Find the number of decibels for the power of the sound. Round to the nearest decibel.

A rock concert, 5.19 10-6 watts/cm2

D= ? db

Hint: dB = 10 log (I/Io) where

I = intensity in W/m^2
Io = Threshold of hearing (use 10^-12 W/m^2)

Convert 5.19*10^-6 W/cm^2 to W/m^2 and apply the formula.

step 1 D=log 5.19*10^-6watts/cm2/10^16

step 2 10log(5.19*10^-6*10^16)
step 3 (log5.19)=.7151673
step 4 ^16-^-6=10
step 5 log10^10=10
step 6 10(.7151+10)
Answer 107 dm
hard to explain but that should be your answer

A rock concert, 5.3 x 10^6 watts/ cm^2

To find the number of decibels (db) for the power of the sound, you can use the formula:

D = 10 * log10(P/P0)

Where:
D is the number of decibels,
P is the power of the sound in watts/cm^2,
P0 is the reference power in watts/cm^2 (usually 10^-12 watts/cm^2).

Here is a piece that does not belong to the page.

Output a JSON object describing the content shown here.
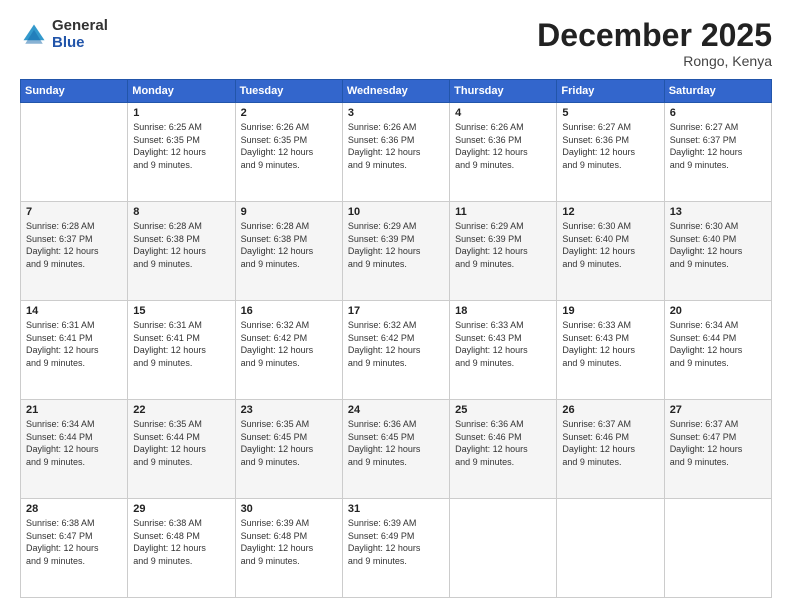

In this case, the power of the sound (P) is given as 5.19 * 10^-6 watts/cm^2.

Using the formula, we can calculate the number of decibels:

D = 10 * log10(5.19 * 10^-6 / 10^-12)

Step 1: Simplify the expression inside the logarithm:
D = 10 * log10(5.19 * 10^6)

Step 2: Take the logarithm base 10:
D = 10 * 6.7160

Step 3: Multiply to get the answer:
D ≈ 67.16

Rounding to the nearest decibel, the number of decibels for the power of the sound is approximately 67 dB.